I understand that the best course of action is an ACL but do you know why the code isn't working? Because I didn't get any error message and there is very few differences between the one that is working and the one that isn't working. At this point I just want to know if there is something wrong with the script for future reference and to have a better understanding of what went wrong.


Hello Colin!!



Using client script to make fields read-only is not the best solution. Use ACLs/UI Policies is the best solution but since you want to know whats wrong with your script, here it is:



In line 7, use g_form.setReadOnly('u_prod_title', true);



fields[] is only used in the first script because the field names are all stored into an array called fields and each field name was walked through using the for loop.

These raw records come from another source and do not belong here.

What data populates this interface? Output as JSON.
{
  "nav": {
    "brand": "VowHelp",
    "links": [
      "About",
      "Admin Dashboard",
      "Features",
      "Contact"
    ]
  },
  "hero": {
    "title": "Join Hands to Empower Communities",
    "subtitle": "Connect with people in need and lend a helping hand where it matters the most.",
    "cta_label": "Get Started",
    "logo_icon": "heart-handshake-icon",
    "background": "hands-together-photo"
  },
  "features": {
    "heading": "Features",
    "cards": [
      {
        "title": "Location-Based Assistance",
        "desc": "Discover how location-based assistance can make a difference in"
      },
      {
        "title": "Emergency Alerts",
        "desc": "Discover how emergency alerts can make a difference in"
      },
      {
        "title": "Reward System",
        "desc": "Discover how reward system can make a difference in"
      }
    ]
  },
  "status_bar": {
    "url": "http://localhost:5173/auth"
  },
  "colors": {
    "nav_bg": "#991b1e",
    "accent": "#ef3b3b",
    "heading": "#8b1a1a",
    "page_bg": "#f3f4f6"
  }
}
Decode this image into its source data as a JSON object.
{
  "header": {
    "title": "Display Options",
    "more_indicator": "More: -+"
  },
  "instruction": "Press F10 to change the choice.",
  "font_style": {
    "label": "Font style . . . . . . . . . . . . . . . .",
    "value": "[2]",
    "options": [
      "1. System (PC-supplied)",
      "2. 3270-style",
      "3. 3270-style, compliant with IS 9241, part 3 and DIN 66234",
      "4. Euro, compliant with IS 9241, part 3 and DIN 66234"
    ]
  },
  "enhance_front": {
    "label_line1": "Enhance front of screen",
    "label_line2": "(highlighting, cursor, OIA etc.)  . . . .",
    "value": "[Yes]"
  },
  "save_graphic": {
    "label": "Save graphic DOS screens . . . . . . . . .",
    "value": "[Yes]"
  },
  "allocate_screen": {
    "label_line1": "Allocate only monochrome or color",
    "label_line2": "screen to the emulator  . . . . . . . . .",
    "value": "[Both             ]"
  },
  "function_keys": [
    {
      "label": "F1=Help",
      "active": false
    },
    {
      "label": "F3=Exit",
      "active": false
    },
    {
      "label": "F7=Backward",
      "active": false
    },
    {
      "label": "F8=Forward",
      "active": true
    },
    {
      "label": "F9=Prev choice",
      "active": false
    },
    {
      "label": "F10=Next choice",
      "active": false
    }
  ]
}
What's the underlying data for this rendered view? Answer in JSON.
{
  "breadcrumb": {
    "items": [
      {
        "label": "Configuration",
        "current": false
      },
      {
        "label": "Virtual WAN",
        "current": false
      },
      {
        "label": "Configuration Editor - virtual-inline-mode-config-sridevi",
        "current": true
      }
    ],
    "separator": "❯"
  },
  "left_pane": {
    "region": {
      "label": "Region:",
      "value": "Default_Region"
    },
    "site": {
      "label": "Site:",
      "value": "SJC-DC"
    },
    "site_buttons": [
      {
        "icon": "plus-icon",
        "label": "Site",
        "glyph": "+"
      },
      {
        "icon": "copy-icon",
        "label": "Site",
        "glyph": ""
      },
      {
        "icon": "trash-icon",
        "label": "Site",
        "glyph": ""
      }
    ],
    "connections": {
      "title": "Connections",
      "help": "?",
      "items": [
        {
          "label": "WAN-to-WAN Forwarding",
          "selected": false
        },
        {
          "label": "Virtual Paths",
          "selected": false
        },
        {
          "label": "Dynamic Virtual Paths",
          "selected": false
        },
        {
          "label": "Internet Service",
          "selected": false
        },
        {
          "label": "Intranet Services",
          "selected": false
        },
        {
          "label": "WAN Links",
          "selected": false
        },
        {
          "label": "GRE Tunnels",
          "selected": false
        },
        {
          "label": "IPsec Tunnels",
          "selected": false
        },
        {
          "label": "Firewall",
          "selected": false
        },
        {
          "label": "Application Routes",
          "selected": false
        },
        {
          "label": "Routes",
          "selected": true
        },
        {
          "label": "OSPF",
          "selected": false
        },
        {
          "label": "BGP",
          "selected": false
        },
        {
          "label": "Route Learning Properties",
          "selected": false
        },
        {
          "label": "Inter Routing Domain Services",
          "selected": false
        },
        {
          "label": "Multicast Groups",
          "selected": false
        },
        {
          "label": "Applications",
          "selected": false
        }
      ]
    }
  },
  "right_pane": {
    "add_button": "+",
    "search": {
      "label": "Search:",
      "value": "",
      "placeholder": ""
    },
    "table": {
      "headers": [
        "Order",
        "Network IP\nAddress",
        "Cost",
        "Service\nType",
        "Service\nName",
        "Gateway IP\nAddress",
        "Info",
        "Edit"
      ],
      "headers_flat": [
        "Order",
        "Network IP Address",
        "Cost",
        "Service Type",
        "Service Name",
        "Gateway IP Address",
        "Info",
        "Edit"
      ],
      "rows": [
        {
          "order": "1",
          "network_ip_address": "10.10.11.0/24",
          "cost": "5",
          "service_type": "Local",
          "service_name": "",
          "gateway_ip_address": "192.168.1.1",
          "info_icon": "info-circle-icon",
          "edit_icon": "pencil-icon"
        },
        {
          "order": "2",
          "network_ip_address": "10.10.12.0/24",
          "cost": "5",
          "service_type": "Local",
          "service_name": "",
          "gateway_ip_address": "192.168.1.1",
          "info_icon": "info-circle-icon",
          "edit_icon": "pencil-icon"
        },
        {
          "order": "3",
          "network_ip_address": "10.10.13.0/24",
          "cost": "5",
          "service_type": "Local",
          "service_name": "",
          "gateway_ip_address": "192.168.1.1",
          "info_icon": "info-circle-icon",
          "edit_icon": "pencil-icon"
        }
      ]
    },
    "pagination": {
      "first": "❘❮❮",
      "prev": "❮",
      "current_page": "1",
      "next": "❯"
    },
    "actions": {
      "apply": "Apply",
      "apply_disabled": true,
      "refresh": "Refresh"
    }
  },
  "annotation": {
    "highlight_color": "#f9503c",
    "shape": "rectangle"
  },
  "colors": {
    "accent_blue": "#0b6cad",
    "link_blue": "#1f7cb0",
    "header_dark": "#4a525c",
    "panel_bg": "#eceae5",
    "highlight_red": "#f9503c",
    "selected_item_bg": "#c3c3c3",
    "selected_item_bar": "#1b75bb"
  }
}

Since you are not doing that here, you don't need line 5 and change the line 7 to what I gave above.



the 'x' in fields[x] represents the index of the field name present in the array.


Thank You, this is exactly what I was looking for!


Dave Smith1
ServiceNow Employee
ServiceNow Employee

Colin Hayes wrote:



I understand that the best course of action is an ACL but do you know why the code isn't working?


As mentioned in another response: you're trying to compare a choice field against display values, rather than the enumerated choices, so you're not performing the right comparison.   Try viewing the choice list to see what the list of potential values are.



If you want a deeper insight under the hood of your script, I'd recommend using alert() or g_form.addInfoMessage() to write out a few values as part of debugging (or use the field watcher to inspect values as they change).



However, for what you want, a UI policy is easier than scripting, and ACLs are better uppermost.   I understand you want to treat this as a scripting exercise, but it's probably not the best situation for experimentation.  



(Even the most skillful of scripters still fall into the "if the only tool you have is a hammer, every problem looks like a nail" trap.)